The 2014 imperial decoration recipients were recognized during the program — spring awardees Dennis Teranishi (The Order of the Rising Sun, Gold Rays with Rosette) and Lynne Yoshiko Nakasone (The Order of the Rising Sun, Gold and Silver Rays), and fall awardee Howard Hamamoto (Order of the Rising Sun, Gold Rays with Neck Ribbon).
Nakasone, who is grand master of Hooge-ryu Hananuzi no Kai Nakasone Dance Academy, shared her gratitude in Japanese. Hamamoto said he was very honored by the recognition, adding that it was the result of “a lot of work by a lot of people” with whom he shares the award. Teranishi, who grew up in Waialua, said he was sure his grandparents would never have imagined that their grandson would be bestowed an imperial decoration. “I believe growing up in our small community, we were comfortable and proud to be Japanese.” He credited mentoring by Nisei leaders for much of his success. Teranishi vowed to continue his work to improve relations between the United States and Japan.
Three young people were presented the UJSH’s Kenjin Kai Young Achiever award — Dr. Keith Sakuda of the Hawaii Fukuoka Kenjin Kai, Lynn Miyahira of the Hawaii United Okinawa Association and Denise Watanabe of the Honolulu Fukushima Kenjin Kai. Miyahira, who is one of the HUOA’s 2015 vice presidents, spoke on behalf of the three. She said the award means a lot to all of them. “We all share this common pride in our heritage, of belonging to something larger than ourselves.” Miyahira said she was inspired in large part by her late father, Wayne Miyahira, who was actively involved in both UJSH and the HUOA. “I’m proud that I’m able to follow in his footsteps.”

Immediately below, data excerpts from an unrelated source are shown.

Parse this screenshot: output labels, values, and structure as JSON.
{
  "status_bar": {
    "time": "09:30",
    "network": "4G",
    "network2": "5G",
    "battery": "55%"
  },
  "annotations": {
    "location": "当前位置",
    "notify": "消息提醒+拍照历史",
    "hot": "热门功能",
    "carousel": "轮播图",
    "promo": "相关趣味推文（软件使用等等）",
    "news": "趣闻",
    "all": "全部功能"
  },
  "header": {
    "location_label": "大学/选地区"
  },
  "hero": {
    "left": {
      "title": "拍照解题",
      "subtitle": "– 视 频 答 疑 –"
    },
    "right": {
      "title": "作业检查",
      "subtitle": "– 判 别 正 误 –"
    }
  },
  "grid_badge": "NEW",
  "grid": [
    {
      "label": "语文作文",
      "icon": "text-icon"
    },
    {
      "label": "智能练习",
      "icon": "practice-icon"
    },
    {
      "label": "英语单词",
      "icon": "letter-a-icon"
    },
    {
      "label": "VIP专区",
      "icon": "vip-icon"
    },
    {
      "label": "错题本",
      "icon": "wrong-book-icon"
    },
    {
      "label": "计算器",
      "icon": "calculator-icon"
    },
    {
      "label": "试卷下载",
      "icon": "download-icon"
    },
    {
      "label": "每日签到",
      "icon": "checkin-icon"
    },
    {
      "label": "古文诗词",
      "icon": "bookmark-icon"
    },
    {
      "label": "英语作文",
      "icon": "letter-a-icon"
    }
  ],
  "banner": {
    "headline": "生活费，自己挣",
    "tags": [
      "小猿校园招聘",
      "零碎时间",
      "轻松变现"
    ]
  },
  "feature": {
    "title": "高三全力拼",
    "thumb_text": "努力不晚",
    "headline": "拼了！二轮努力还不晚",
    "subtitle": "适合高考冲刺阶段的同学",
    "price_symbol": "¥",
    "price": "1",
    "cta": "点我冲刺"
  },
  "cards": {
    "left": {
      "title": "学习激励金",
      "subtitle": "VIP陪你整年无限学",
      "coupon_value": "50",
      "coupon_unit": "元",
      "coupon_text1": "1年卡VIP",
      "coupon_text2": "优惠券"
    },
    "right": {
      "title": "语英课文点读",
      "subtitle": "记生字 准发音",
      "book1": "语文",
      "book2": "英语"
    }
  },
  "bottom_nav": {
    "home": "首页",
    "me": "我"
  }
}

Banzai were offered to the guests and honorees by HUOA president-elect Tom Yamamoto.
The Hawaii Kindenryu Taishokoto Kinyukai group provided the lunchtime taishokoto entertainment. The after-lunch entertainment program featured a lively mix of traditional prefectural dances, hula and an uta-sanshin performance. The closing tejime was led by James Sato, president of the Honolulu Fukushima Kenjin Kai.